Are there cultural differences in potty training?

During the 20th century, American parents approached potty training with a broad array of techniques. In the 1940s, Dr. Benjamin Spock recommended a more developmental approach and encouraged parents to notice a series of developmental signs before beginning the process of toilet training. He argued that a more rigid approach would commonly lead to behavior problems. In the 1960s, developmental pediatrician T. Berry Brazelton refined the Spock approach, combining the natural maturation of the child's physiology and emotional maturity and characteristic desire for independence.

Expectations have been shown to exist in different American racial groups. Most African-American parents believe potty training should be started at 18 months of age, while Caucasian parents more commonly propose 24 months of age as a starting time. Recent American epidemiologic studies note that approximately 25% of 2-year-old children are daytime potty trained, 85% by 30 months of age, and 98% by 3 years of age.
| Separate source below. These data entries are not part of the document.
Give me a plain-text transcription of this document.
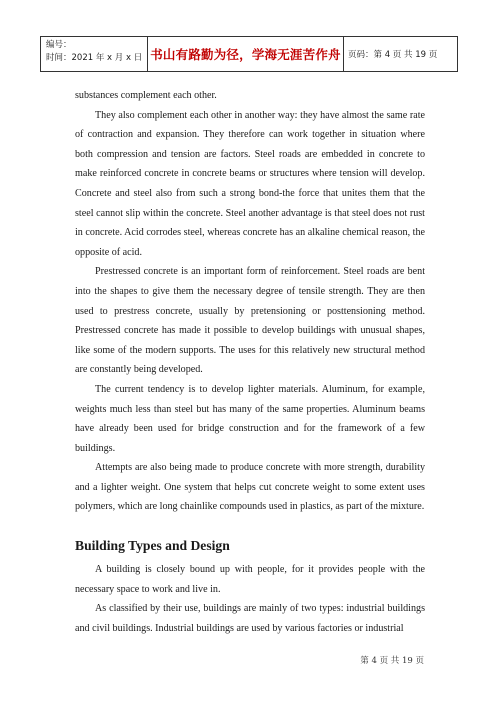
编号：
时间：2021 年 x 月 x 日 书山有路勤为径，学海无涯苦作舟 页码：第 4 页 共 19 页

substances complement each other.

They also complement each other in another way: they have almost the same rate of contraction and expansion. They therefore can work together in situation where both compression and tension are factors. Steel roads are embedded in concrete to make reinforced concrete in concrete beams or structures where tension will develop. Concrete and steel also from such a strong bond-the force that unites them that the steel cannot slip within the concrete. Steel another advantage is that steel does not rust in concrete. Acid corrodes steel, whereas concrete has an alkaline chemical reason, the opposite of acid.

Prestressed concrete is an important form of reinforcement. Steel roads are bent into the shapes to give them the necessary degree of tensile strength. They are then used to prestress concrete, usually by pretensioning or posttensioning method. Prestressed concrete has made it possible to develop buildings with unusual shapes, like some of the modern supports. The uses for this relatively new structural method are constantly being developed.

The current tendency is to develop lighter materials. Aluminum, for example, weights much less than steel but has many of the same properties. Aluminum beams have already been used for bridge construction and for the framework of a few buildings.

Attempts are also being made to produce concrete with more strength, durability and a lighter weight. One system that helps cut concrete weight to some extent uses polymers, which are long chainlike compounds used in plastics, as part of the mixture.

Building Types and Design

A building is closely bound up with people, for it provides people with the necessary space to work and live in.

As classified by their use, buildings are mainly of two types: industrial buildings and civil buildings. Industrial buildings are used by various factories or industrial

第 4 页 共 19 页
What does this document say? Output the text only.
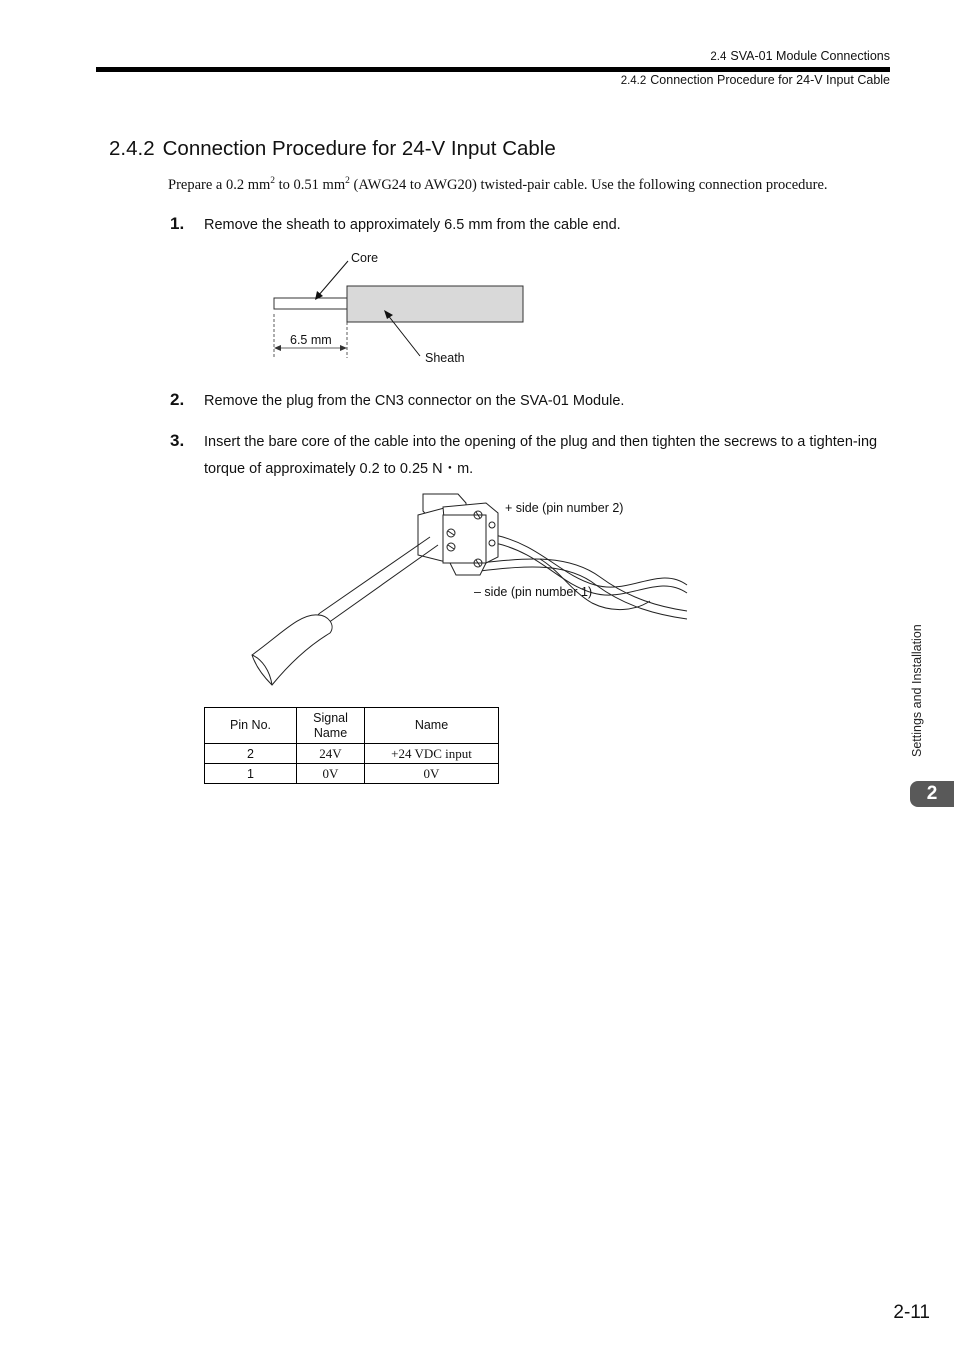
2.4 SVA-01 Module Connections
2.4.2 Connection Procedure for 24-V Input Cable
2.4.2 Connection Procedure for 24-V Input Cable
Prepare a 0.2 $mm^2$ to 0.51 $mm^2$ (AWG24 to AWG20) twisted-pair cable. Use the following connection procedure.
1. Remove the sheath to approximately 6.5 mm from the cable end.
Core
6.5 mm
Sheath
2. Remove the plug from the CN3 connector on the SVA-01 Module.
3. Insert the bare core of the cable into the opening of the plug and then tighten the secrews to a tighten-ing torque of approximately 0.2 to 0.25 N・m.
+ side (pin number 2)
– side (pin number 1)
Pin No.	Signal Name	Name
2	24V	+24 VDC input
1	0V	0V
Settings and Installation
2
2-11
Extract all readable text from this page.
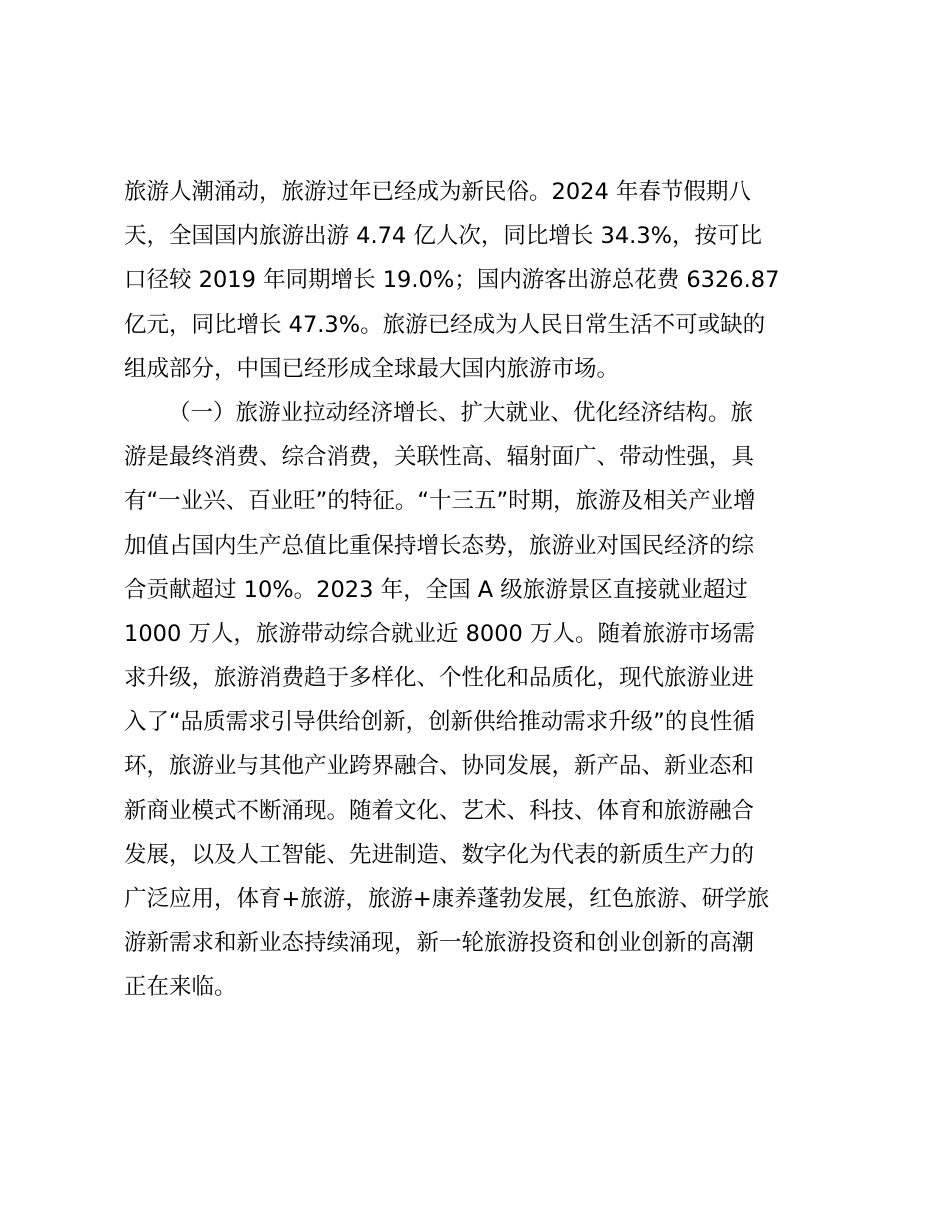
旅游人潮涌动，旅游过年已经成为新民俗。2024 年春节假期八
天，全国国内旅游出游 4.74 亿人次，同比增长 34.3%，按可比
口径较 2019 年同期增长 19.0%；国内游客出游总花费 6326.87
亿元，同比增长 47.3%。旅游已经成为人民日常生活不可或缺的
组成部分，中国已经形成全球最大国内旅游市场。
（一）旅游业拉动经济增长、扩大就业、优化经济结构。旅
游是最终消费、综合消费，关联性高、辐射面广、带动性强，具
有“一业兴、百业旺”的特征。“十三五”时期，旅游及相关产业增
加值占国内生产总值比重保持增长态势，旅游业对国民经济的综
合贡献超过 10%。2023 年，全国 A 级旅游景区直接就业超过
1000 万人，旅游带动综合就业近 8000 万人。随着旅游市场需
求升级，旅游消费趋于多样化、个性化和品质化，现代旅游业进
入了“品质需求引导供给创新，创新供给推动需求升级”的良性循
环，旅游业与其他产业跨界融合、协同发展，新产品、新业态和
新商业模式不断涌现。随着文化、艺术、科技、体育和旅游融合
发展，以及人工智能、先进制造、数字化为代表的新质生产力的
广泛应用，体育+旅游，旅游+康养蓬勃发展，红色旅游、研学旅
游新需求和新业态持续涌现，新一轮旅游投资和创业创新的高潮
正在来临。
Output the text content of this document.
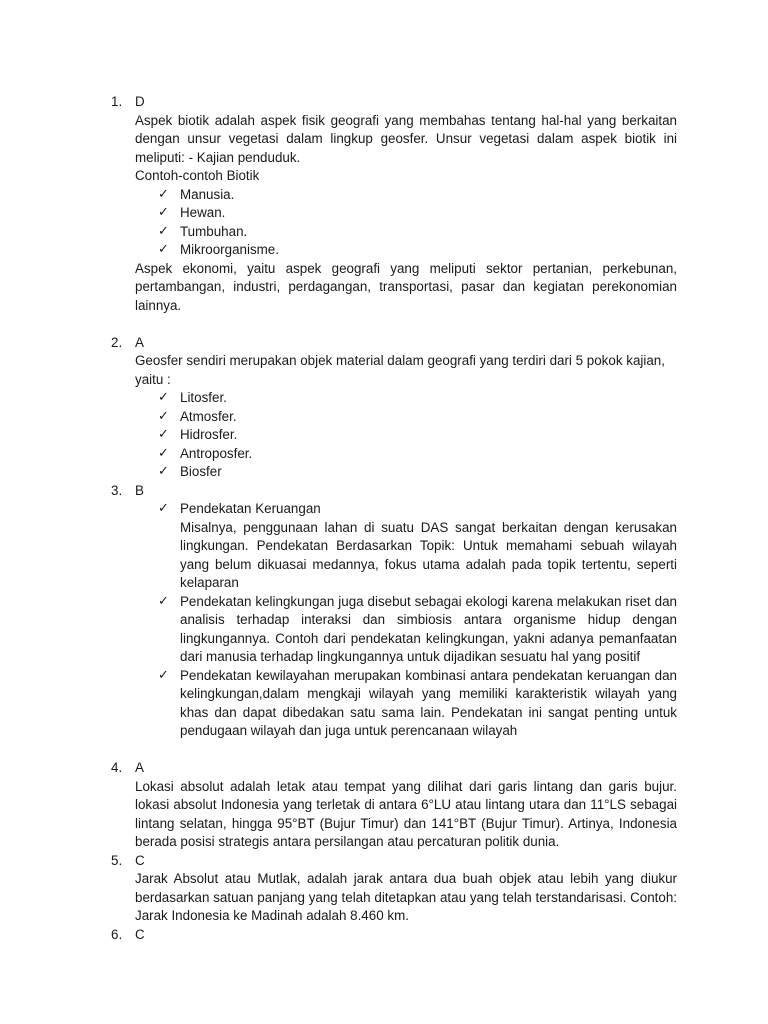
1. D

Aspek biotik adalah aspek fisik geografi yang membahas tentang hal-hal yang berkaitan dengan unsur vegetasi dalam lingkup geosfer. Unsur vegetasi dalam aspek biotik ini meliputi: - Kajian penduduk.

Contoh-contoh Biotik

✓ Manusia.
✓ Hewan.
✓ Tumbuhan.
✓ Mikroorganisme.

Aspek ekonomi, yaitu aspek geografi yang meliputi sektor pertanian, perkebunan, pertambangan, industri, perdagangan, transportasi, pasar dan kegiatan perekonomian lainnya.

2. A

Geosfer sendiri merupakan objek material dalam geografi yang terdiri dari 5 pokok kajian, yaitu :

✓ Litosfer.
✓ Atmosfer.
✓ Hidrosfer.
✓ Antroposfer.
✓ Biosfer
3. B

✓ Pendekatan Keruangan

Misalnya, penggunaan lahan di suatu DAS sangat berkaitan dengan kerusakan lingkungan. Pendekatan Berdasarkan Topik: Untuk memahami sebuah wilayah yang belum dikuasai medannya, fokus utama adalah pada topik tertentu, seperti kelaparan

✓ Pendekatan kelingkungan juga disebut sebagai ekologi karena melakukan riset dan analisis terhadap interaksi dan simbiosis antara organisme hidup dengan lingkungannya. Contoh dari pendekatan kelingkungan, yakni adanya pemanfaatan dari manusia terhadap lingkungannya untuk dijadikan sesuatu hal yang positif

✓ Pendekatan kewilayahan merupakan kombinasi antara pendekatan keruangan dan kelingkungan,dalam mengkaji wilayah yang memiliki karakteristik wilayah yang khas dan dapat dibedakan satu sama lain. Pendekatan ini sangat penting untuk pendugaan wilayah dan juga untuk perencanaan wilayah

4. A

Lokasi absolut adalah letak atau tempat yang dilihat dari garis lintang dan garis bujur. lokasi absolut Indonesia yang terletak di antara 6°LU atau lintang utara dan 11°LS sebagai lintang selatan, hingga 95°BT (Bujur Timur) dan 141°BT (Bujur Timur). Artinya, Indonesia berada posisi strategis antara persilangan atau percaturan politik dunia.

5. C

Jarak Absolut atau Mutlak, adalah jarak antara dua buah objek atau lebih yang diukur berdasarkan satuan panjang yang telah ditetapkan atau yang telah terstandarisasi. Contoh: Jarak Indonesia ke Madinah adalah 8.460 km.

6. C
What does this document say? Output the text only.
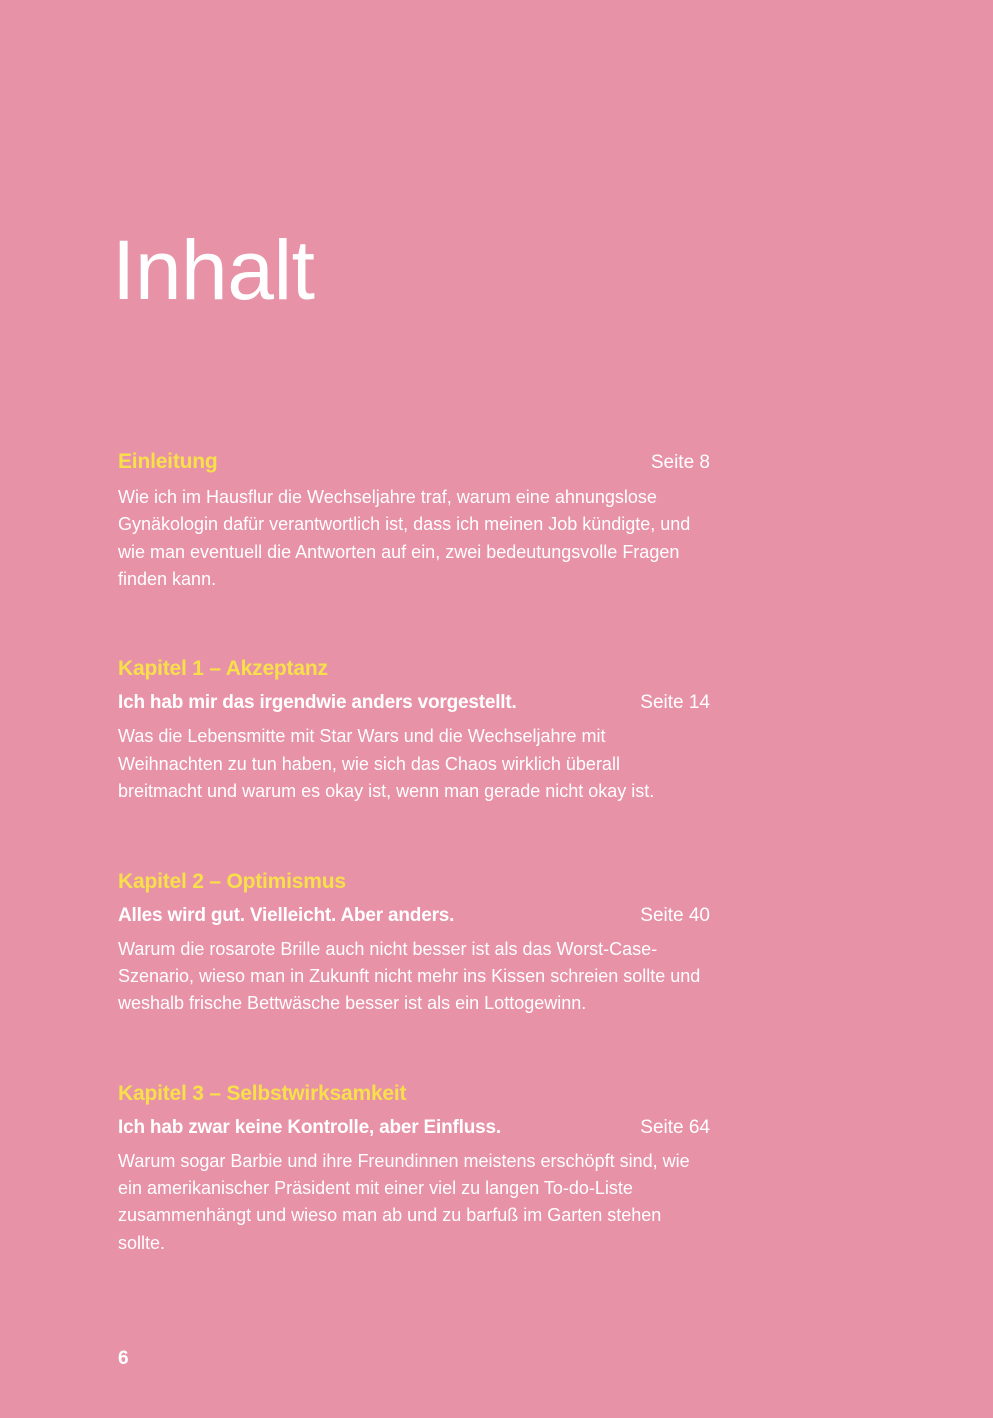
Inhalt
Einleitung	Seite 8
Wie ich im Hausflur die Wechseljahre traf, warum eine ahnungslose Gynäkologin dafür verantwortlich ist, dass ich meinen Job kündigte, und wie man eventuell die Antworten auf ein, zwei bedeutungsvolle Fragen finden kann.
Kapitel 1 – Akzeptanz
Ich hab mir das irgendwie anders vorgestellt.	Seite 14
Was die Lebensmitte mit Star Wars und die Wechseljahre mit Weihnachten zu tun haben, wie sich das Chaos wirklich überall breitmacht und warum es okay ist, wenn man gerade nicht okay ist.
Kapitel 2 – Optimismus
Alles wird gut. Vielleicht. Aber anders.	Seite 40
Warum die rosarote Brille auch nicht besser ist als das Worst-Case-Szenario, wieso man in Zukunft nicht mehr ins Kissen schreien sollte und weshalb frische Bettwäsche besser ist als ein Lottogewinn.
Kapitel 3 – Selbstwirksamkeit
Ich hab zwar keine Kontrolle, aber Einfluss.	Seite 64
Warum sogar Barbie und ihre Freundinnen meistens erschöpft sind, wie ein amerikanischer Präsident mit einer viel zu langen To-do-Liste zusammenhängt und wieso man ab und zu barfuß im Garten stehen sollte.
6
In contrast to the American approach, the Digo culture of East Africa begin toilet training during the first few weeks of life and have achieved urination and stooling on command by 4 to 5 months of age. Anthropologists note that this culture maintains essentially constant physical contact between mother and child during the first year of life. Pediatricians have noted the difference between urination and stooling on parental command (Digo culture) with a self-motivated and completed activity with limited parental involvement (Western culture).